Some observations from the breakdown:

Cortex-M7 supports LDREX/STREX instructions. portGET/RELEASE_TASK/ISR_LOCK() can be implemented using these instructions. If spinlock acquisition can take up to 1.5 us, it may be the situation that some core is running in the critical section. If we can obtain information about the time spent in the portGET/RELEASE_TASK/ISR_LOCK() macros, we will gain better insight into breaking down the time spent in the following functions.
- taskENTER_CRITICAL_FROM_ISR();
- taskEXIT_CRITICAL_FROM_ISR( uxSavedInterruptStatus );
- vTaskSwitchContext( portGET_CORE_ID() );
- taskENTER_CRITICAL();
- taskEXIT_CRITICAL();
In RP2040, portGET_CORE_ID() is implemented by reading the SIO_CPUID register,
so it may not be the performance bottleneck. If we know the time spent on portGET_CORE_ID() in your platform, we’ll have a clearer direction for performance optimization.
vTaskSwitchContext() calls prvSelectHighestPriorityTask() in the SMP implementation. The following kernel configurations also affect the time required for selecting task:
- configRUN_MULTIPLE_PRIORITIES : Single priority mode is designed for applications that assume lower priority tasks cannot run simultaneously. It is suggested to set this mode to 1 to simplify the scheduler logic if single priority is not assumed in your application.
- configUSE_CORE_AFFINITY : Core affinity also affects task selection. We
  can consider to use higher priority instead of core affinity if this also meet your application requirement.
- configUSE_TASK_PREEMPTION_DISABLE : Task with preemption disabled can’t
  be select to yield for higher priority task in prvYieldForTask( pxTCB );
  Suggest to disable this feature if not required in your application.

We would be appreciative if you could provide more detailed timing information
from your application, as it would give us better insight into the performance
issue. Thank you again for sharing this valuable information with us. Your feedback
has provided us with a helpful direction for improving FreeRTOS SMP features.

fvo · December 12, 2024, 3:34am

Hi @Fresh, I actually opened an issue on GitHub yesterday (#1204) discussing potential improvements to portGET_CORE_ID(), which seems to be one of the biggest areas for execution time improvement / simplest things to change. I added some timing information there to use as a point of reference.
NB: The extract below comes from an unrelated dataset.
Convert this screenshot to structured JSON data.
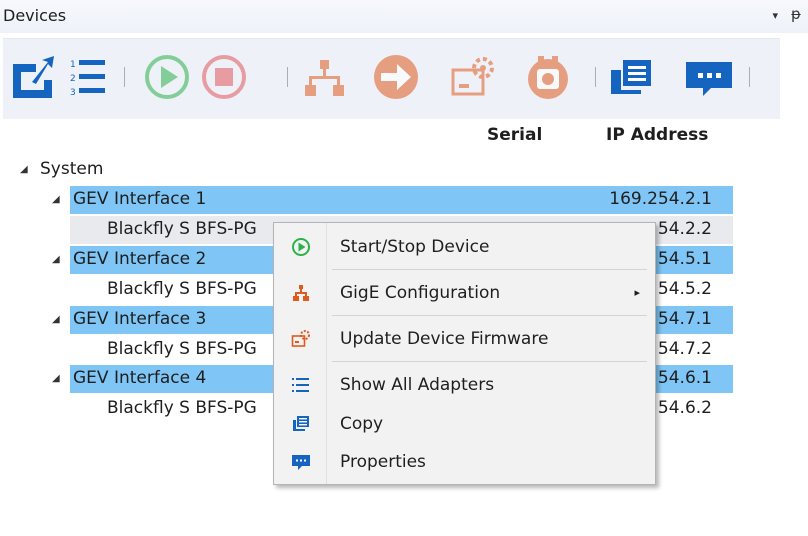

I’ve done some further analysis since yesterday with some slightly more accurate numbers now, though there’s still quite a lot of variation due to caching etc. A couple of examples for comparison:

Function	Mean execution time (single core)	Mean execution time (SMP)
`vTaskSwitchContext()`	150 ns	5.2 μs
`PendSVHandler()`	180 ns	5.9 μs

Perhaps the biggest individual impact is in the need to use the more complex vTaskEnterCritical()/vTaskExitCritical() instead of the default vPortEnterCritical()/vPortExitCritical() implementations in single-core mode (using the CM7 r0p1 port as the baseline). The MCAL provided by our vendor (NXP) ends up using these FreeRTOS functions to handle critical sections during peripheral accesses, which also adds additional time to all the tasks and was included in the numbers I saw in my initial post:

Purpose	`vPortEnterCritical()` (single core)	`vTaskEnterCritical()` (SMP)
Enter critical section	100-1500 ns	1,500-3,200 ns
Exit critical section	90-300 ns	3,600-3,800 ns

From some early testing I was able to reduce the execution time of several FreeRTOS functions by ~30% on my system by:

Calling portGET_CORE_ID() only once per function call and storing the value locally.
Passing the core ID to the CRITICAL_NESTING_COUNT macros as a parameter.
Passing the core ID to the TASK_LOCK and ISR_LOCK macros.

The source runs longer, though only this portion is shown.